Adding/removing by name would be my preference, if needed I can even write them to the postgrest.conf, but would still need a way to re-read config without restarting postgrest, I don't know if that's possible?

I recently implemented the SIGUSR1 method of updating the schema cache on table updates so would happily use the same method on addition/removal of schemas, as it seems to work great

awalias on 21 May 2020

@awalias Ah, yes, that would need re-reading the config on SIGUSR1. Could you open another issue for that feature request? This one is more about not having to edit the config file for new schemas.

steve-chavez on 26 May 2020

Instead of the LIKE pattern I think we should use SIMILAR TO, that way we can match schemas that don't follow a pattern. So the config would be like this:

db-schema-pattern="%tenant%|oregon|portland"

I'm not using the db-schema config because it's overloaded now.
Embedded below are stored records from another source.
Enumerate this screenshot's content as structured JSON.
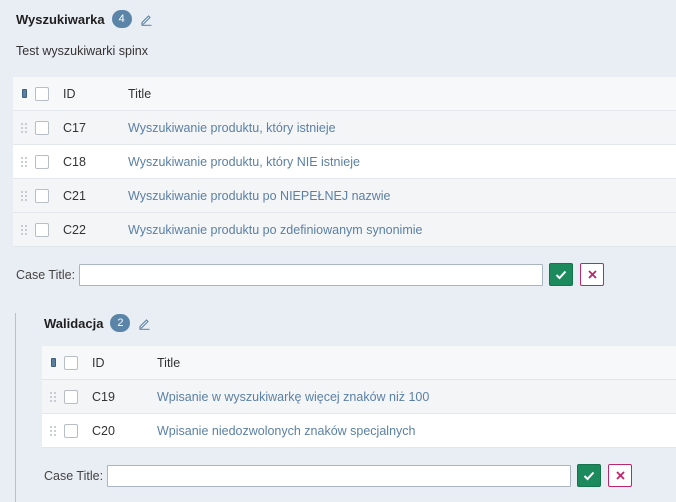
{
  "sections": [
    {
      "title": "Wyszukiwarka",
      "count": "4",
      "description": "Test wyszukiwarki spinx",
      "columns": {
        "id": "ID",
        "title": "Title"
      },
      "rows": [
        {
          "id": "C17",
          "title": "Wyszukiwanie produktu, który istnieje"
        },
        {
          "id": "C18",
          "title": "Wyszukiwanie produktu, który NIE istnieje"
        },
        {
          "id": "C21",
          "title": "Wyszukiwanie produktu po NIEPEŁNEJ nazwie"
        },
        {
          "id": "C22",
          "title": "Wyszukiwanie produktu po zdefiniowanym synonimie"
        }
      ],
      "case_form": {
        "label": "Case Title:",
        "value": ""
      }
    },
    {
      "title": "Walidacja",
      "count": "2",
      "columns": {
        "id": "ID",
        "title": "Title"
      },
      "rows": [
        {
          "id": "C19",
          "title": "Wpisanie w wyszukiwarkę więcej znaków niż 100"
        },
        {
          "id": "C20",
          "title": "Wpisanie niedozwolonych znaków specjalnych"
        }
      ],
      "case_form": {
        "label": "Case Title:",
        "value": ""
      }
    }
  ],
  "icons": {
    "edit": "pencil-icon",
    "drag": "drag-handle-icon",
    "confirm": "check-icon",
    "cancel": "close-icon"
  },
  "colors": {
    "badge": "#5b85a8",
    "link": "#5b80a6",
    "confirm": "#1d8a5e",
    "cancel": "#c0256b"
  }
}
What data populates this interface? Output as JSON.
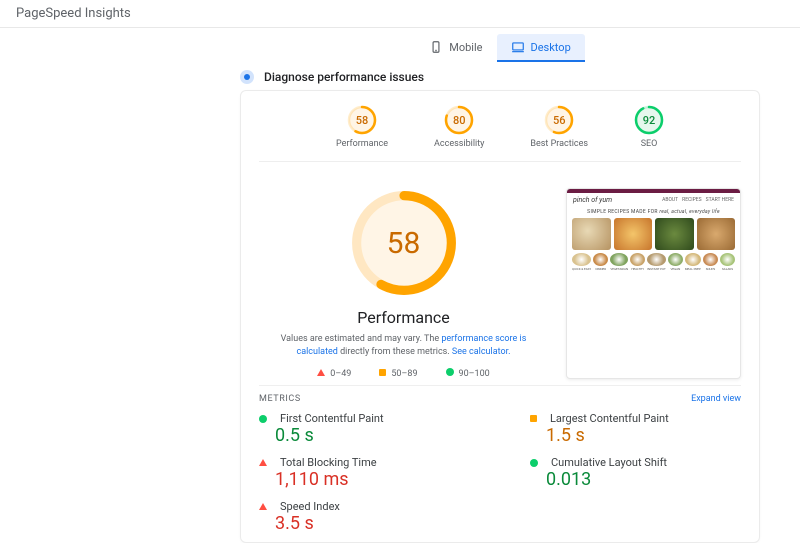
{
  "header": {
    "title": "PageSpeed Insights"
  },
  "tabs": {
    "mobile": "Mobile",
    "desktop": "Desktop",
    "active": "desktop"
  },
  "diagnose_label": "Diagnose performance issues",
  "scores": [
    {
      "value": 58,
      "label": "Performance",
      "status": "avg"
    },
    {
      "value": 80,
      "label": "Accessibility",
      "status": "avg"
    },
    {
      "value": 56,
      "label": "Best Practices",
      "status": "avg"
    },
    {
      "value": 92,
      "label": "SEO",
      "status": "good"
    }
  ],
  "big": {
    "score": 58,
    "title": "Performance",
    "note_pre": "Values are estimated and may vary. The ",
    "note_link1": "performance score is calculated",
    "note_mid": " directly from these metrics. ",
    "note_link2": "See calculator."
  },
  "legend": {
    "low": "0–49",
    "mid": "50–89",
    "high": "90–100"
  },
  "thumbnail": {
    "logo": "pinch of yum",
    "nav": [
      "ABOUT",
      "RECIPES",
      "START HERE"
    ],
    "headline_pre": "SIMPLE RECIPES MADE FOR",
    "headline_em": "real, actual, everyday life",
    "chips": [
      "QUICK & EASY",
      "DINNER",
      "VEGETARIAN",
      "HEALTHY",
      "INSTANT POT",
      "VEGAN",
      "MEAL PREP",
      "SOUPS",
      "SALADS"
    ]
  },
  "metrics": {
    "heading": "METRICS",
    "expand": "Expand view",
    "items": [
      {
        "name": "First Contentful Paint",
        "value": "0.5 s",
        "status": "good"
      },
      {
        "name": "Largest Contentful Paint",
        "value": "1.5 s",
        "status": "avg"
      },
      {
        "name": "Total Blocking Time",
        "value": "1,110 ms",
        "status": "bad"
      },
      {
        "name": "Cumulative Layout Shift",
        "value": "0.013",
        "status": "good"
      },
      {
        "name": "Speed Index",
        "value": "3.5 s",
        "status": "bad"
      }
    ]
  },
  "colors": {
    "good": "#0cce6b",
    "avg": "#ffa400",
    "bad": "#ff4e42",
    "good_text": "#0a8a3a",
    "avg_text": "#c96a00",
    "bad_text": "#d93025"
  }
}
Changing it to accept | instead of , would imply a breaking change.

steve-chavez on 15 Jun 2020

As per the original issue, some setups would actually require excluding certain schemas(not all tenants names are known in advance), so additionally we could support a db-schema-pattern-negate(false by default) config, this would make the matching operator a NOT SIMILAR TO. Could work like this:

db-schema-pattern = "public|extensions|private"
db-schema-pattern-negate = true;

Basically, this says all schemas except schemas were extensions are located should be exposed.

(Note that we always exclude the pg_catalog schema internally).
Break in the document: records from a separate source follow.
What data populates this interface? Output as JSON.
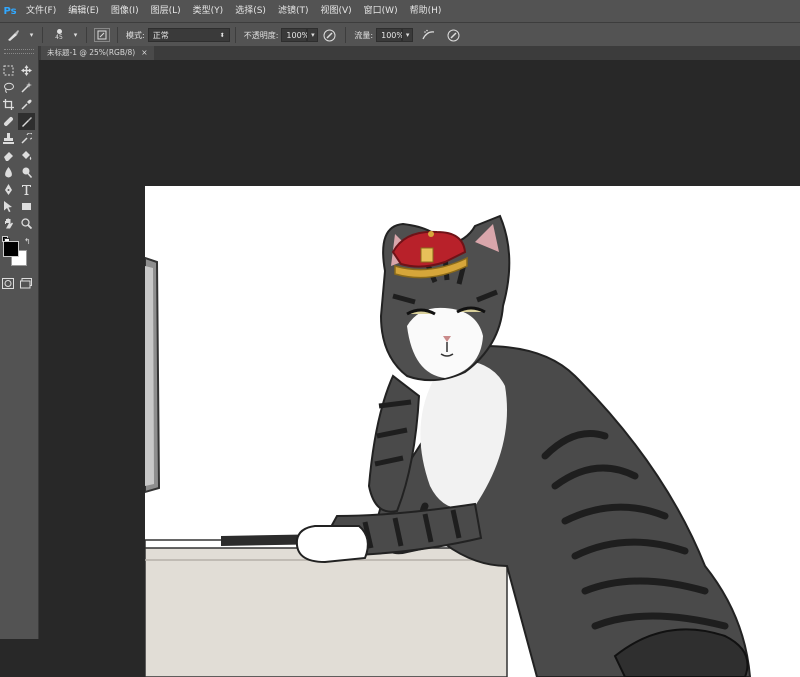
{
  "app": {
    "logo_text": "Ps",
    "menu": [
      "文件(F)",
      "编辑(E)",
      "图像(I)",
      "图层(L)",
      "类型(Y)",
      "选择(S)",
      "滤镜(T)",
      "视图(V)",
      "窗口(W)",
      "帮助(H)"
    ]
  },
  "options": {
    "brush_size": "45",
    "mode_label": "模式:",
    "mode_value": "正常",
    "opacity_label": "不透明度:",
    "opacity_value": "100%",
    "flow_label": "流量:",
    "flow_value": "100%"
  },
  "document": {
    "tab_title": "未标题-1 @ 25%(RGB/8)",
    "tab_close": "×"
  },
  "colors": {
    "foreground": "#000000",
    "background": "#ffffff",
    "panel": "#535353",
    "workspace": "#282828"
  },
  "tools": [
    "move-icon",
    "marquee-icon",
    "lasso-icon",
    "magic-wand-icon",
    "crop-icon",
    "eyedropper-icon",
    "healing-icon",
    "brush-icon",
    "stamp-icon",
    "history-brush-icon",
    "eraser-icon",
    "bucket-icon",
    "blur-icon",
    "dodge-icon",
    "pen-icon",
    "type-icon",
    "path-select-icon",
    "shape-icon",
    "hand-icon",
    "zoom-icon"
  ]
}
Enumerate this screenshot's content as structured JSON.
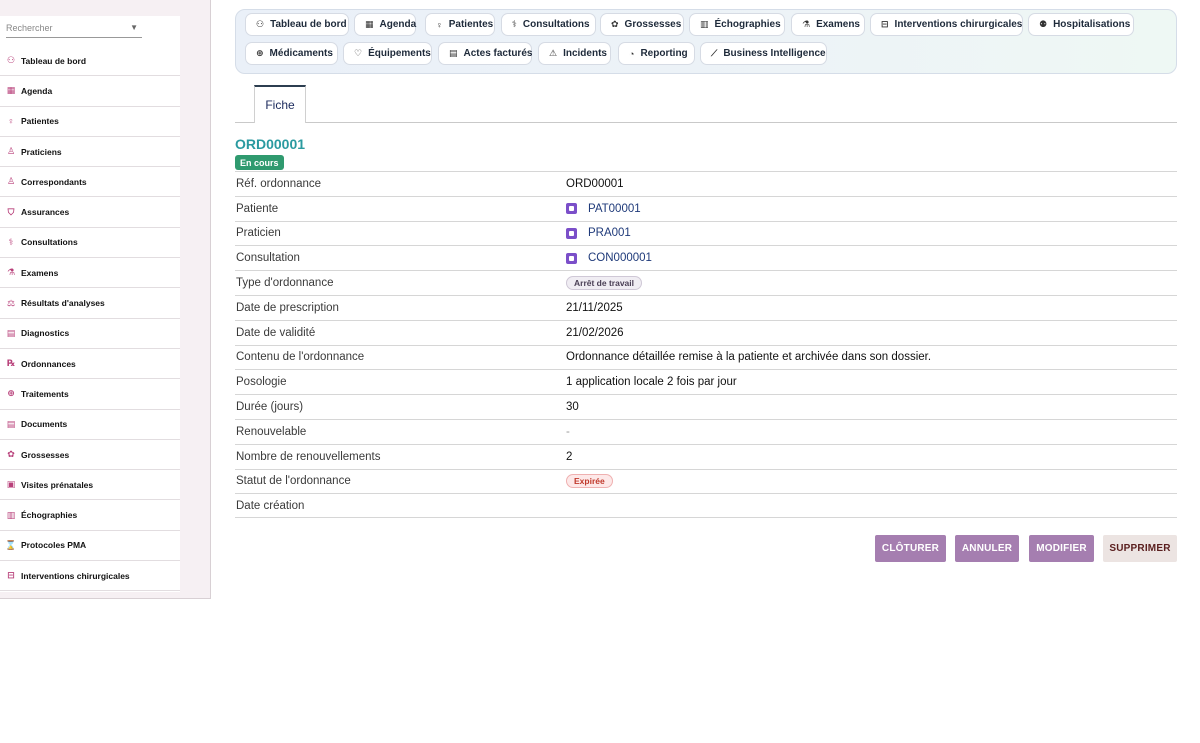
{
  "sidebar": {
    "search_placeholder": "Rechercher",
    "items": [
      {
        "label": "Tableau de bord",
        "icon": "dashboard-icon",
        "glyph": "⚇"
      },
      {
        "label": "Agenda",
        "icon": "calendar-icon",
        "glyph": "▦"
      },
      {
        "label": "Patientes",
        "icon": "female-icon",
        "glyph": "♀"
      },
      {
        "label": "Praticiens",
        "icon": "doctor-icon",
        "glyph": "♙"
      },
      {
        "label": "Correspondants",
        "icon": "user-icon",
        "glyph": "♙"
      },
      {
        "label": "Assurances",
        "icon": "shield-icon",
        "glyph": "⛉"
      },
      {
        "label": "Consultations",
        "icon": "stethoscope-icon",
        "glyph": "⚕"
      },
      {
        "label": "Examens",
        "icon": "microscope-icon",
        "glyph": "⚗"
      },
      {
        "label": "Résultats d'analyses",
        "icon": "lab-results-icon",
        "glyph": "⚖"
      },
      {
        "label": "Diagnostics",
        "icon": "clipboard-icon",
        "glyph": "▤"
      },
      {
        "label": "Ordonnances",
        "icon": "prescription-icon",
        "glyph": "℞"
      },
      {
        "label": "Traitements",
        "icon": "pills-icon",
        "glyph": "⊕"
      },
      {
        "label": "Documents",
        "icon": "document-icon",
        "glyph": "▤"
      },
      {
        "label": "Grossesses",
        "icon": "pregnancy-icon",
        "glyph": "✿"
      },
      {
        "label": "Visites prénatales",
        "icon": "prenatal-icon",
        "glyph": "▣"
      },
      {
        "label": "Échographies",
        "icon": "ultrasound-icon",
        "glyph": "▥"
      },
      {
        "label": "Protocoles PMA",
        "icon": "hourglass-icon",
        "glyph": "⌛"
      },
      {
        "label": "Interventions chirurgicales",
        "icon": "bed-icon",
        "glyph": "⊟"
      }
    ]
  },
  "topnav": {
    "items": [
      {
        "label": "Tableau de bord",
        "icon": "dashboard-icon",
        "glyph": "⚇"
      },
      {
        "label": "Agenda",
        "icon": "calendar-icon",
        "glyph": "▦"
      },
      {
        "label": "Patientes",
        "icon": "female-icon",
        "glyph": "♀"
      },
      {
        "label": "Consultations",
        "icon": "stethoscope-icon",
        "glyph": "⚕"
      },
      {
        "label": "Grossesses",
        "icon": "pregnancy-icon",
        "glyph": "✿"
      },
      {
        "label": "Échographies",
        "icon": "ultrasound-icon",
        "glyph": "▥"
      },
      {
        "label": "Examens",
        "icon": "microscope-icon",
        "glyph": "⚗"
      },
      {
        "label": "Interventions chirurgicales",
        "icon": "bed-icon",
        "glyph": "⊟"
      },
      {
        "label": "Hospitalisations",
        "icon": "hospital-icon",
        "glyph": "⚉"
      },
      {
        "label": "Médicaments",
        "icon": "pills-icon",
        "glyph": "⊕"
      },
      {
        "label": "Équipements",
        "icon": "heart-icon",
        "glyph": "♡"
      },
      {
        "label": "Actes facturés",
        "icon": "invoice-icon",
        "glyph": "▤"
      },
      {
        "label": "Incidents",
        "icon": "warning-icon",
        "glyph": "⚠"
      },
      {
        "label": "Reporting",
        "icon": "pie-chart-icon",
        "glyph": "◔"
      },
      {
        "label": "Business Intelligence",
        "icon": "line-chart-icon",
        "glyph": "⟋"
      }
    ]
  },
  "tabs": {
    "active": "Fiche"
  },
  "record": {
    "title": "ORD00001",
    "status_badge": "En cours",
    "fields": [
      {
        "label": "Réf. ordonnance",
        "value": "ORD00001",
        "kind": "text"
      },
      {
        "label": "Patiente",
        "value": "PAT00001",
        "kind": "link"
      },
      {
        "label": "Praticien",
        "value": "PRA001",
        "kind": "link"
      },
      {
        "label": "Consultation",
        "value": "CON000001",
        "kind": "link"
      },
      {
        "label": "Type d'ordonnance",
        "value": "Arrêt de travail",
        "kind": "chip-neutral"
      },
      {
        "label": "Date de prescription",
        "value": "21/11/2025",
        "kind": "text"
      },
      {
        "label": "Date de validité",
        "value": "21/02/2026",
        "kind": "text"
      },
      {
        "label": "Contenu de l'ordonnance",
        "value": "Ordonnance détaillée remise à la patiente et archivée dans son dossier.",
        "kind": "text"
      },
      {
        "label": "Posologie",
        "value": "1 application locale 2 fois par jour",
        "kind": "text"
      },
      {
        "label": "Durée (jours)",
        "value": "30",
        "kind": "text"
      },
      {
        "label": "Renouvelable",
        "value": "-",
        "kind": "muted"
      },
      {
        "label": "Nombre de renouvellements",
        "value": "2",
        "kind": "text"
      },
      {
        "label": "Statut de l'ordonnance",
        "value": "Expirée",
        "kind": "chip-danger"
      },
      {
        "label": "Date création",
        "value": "",
        "kind": "text"
      }
    ]
  },
  "actions": {
    "close": "CLÔTURER",
    "cancel": "ANNULER",
    "edit": "MODIFIER",
    "delete": "SUPPRIMER"
  },
  "colors": {
    "accent_title": "#2a9aa0",
    "badge_green": "#2f9a6f",
    "button_purple": "#a57eb0",
    "link_blue": "#1f3a7a",
    "sidebar_icon": "#b8407a"
  }
}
steve-chavez on 16 Jun 2020

👍1

This feature caters to a very specific situation (tenant per schema, or the more general, tenant per database) which in 99% of the cases is a bad idea https://news.ycombinator.com/item?id=23305111. Features like this should not make it to postgrest core (and complicate the config/code for everybody) but rather people in need for this should extend/fork postgrest (with some guidance/help/consulting)

ruslantalpa on 16 Jun 2020

@ruslantalpa This is basically extending the schema-based multitenancy use case that List of schemas already enables(also mentioned in docs). It only makes it more flexible for cases where tenants names don't follow a pattern and avoids the need of manually editing the config file.

It's debatable if the schema-based multitenancy approach is bad(and if instead users should be instructed to do RLS, also see MS Multi-Tenant Data Architecture), but we're already enabling such a use case.

But yeah, adding more configs is not ideal. Another alternative would be to keep overloading db-schema.

steve-chavez on 16 Jun 2020

(Going to have to think more about this design, restricting exposed schemas might not be as easy as I initially thought. Just been brainstorming some possibilities until now.)

steve-chavez on 16 Jun 2020

I've noted that it's possible to restrict the schemas as usual if we query them first by using the db-schema-pattern. The db-schema-pattern-negate is looking a bit much for now, so I'll work on a PR that just focuses on db-schema-pattern. Will also see if it's possible to overload the db-schema confing and avoid having an extra one.

steve-chavez on 17 Jun 2020

Even if we come up with a simple config like db-schema = NO public,private,extensions, the negation stuff is looking too risky.

This is because extensions like timescaledb and pipelinedb create their own schemas:

_timescaledb_cache
_timescaledb_catalog
_timescaledb_config
_timescaledb_internal
timescaledb_information
pipelinedb

We would abandon our schema isolation security if we allowed this. Blacklisting schemas would not be good for us.

So the best option for a dynamic db-schema right now is SIGUSR2(added in https://github.com/PostgREST/postgrest/pull/1544).

steve-chavez on 20 Jul 2020

👍1

To improve handling of many schemas, it could be possible to implement a custom solution with an override of pgrst.set (postgrest pg extension) suggested in #1562. The schemas to fill the pgrst.db_schema variable could be held in a custom table and the variable could be filled with a query from this table.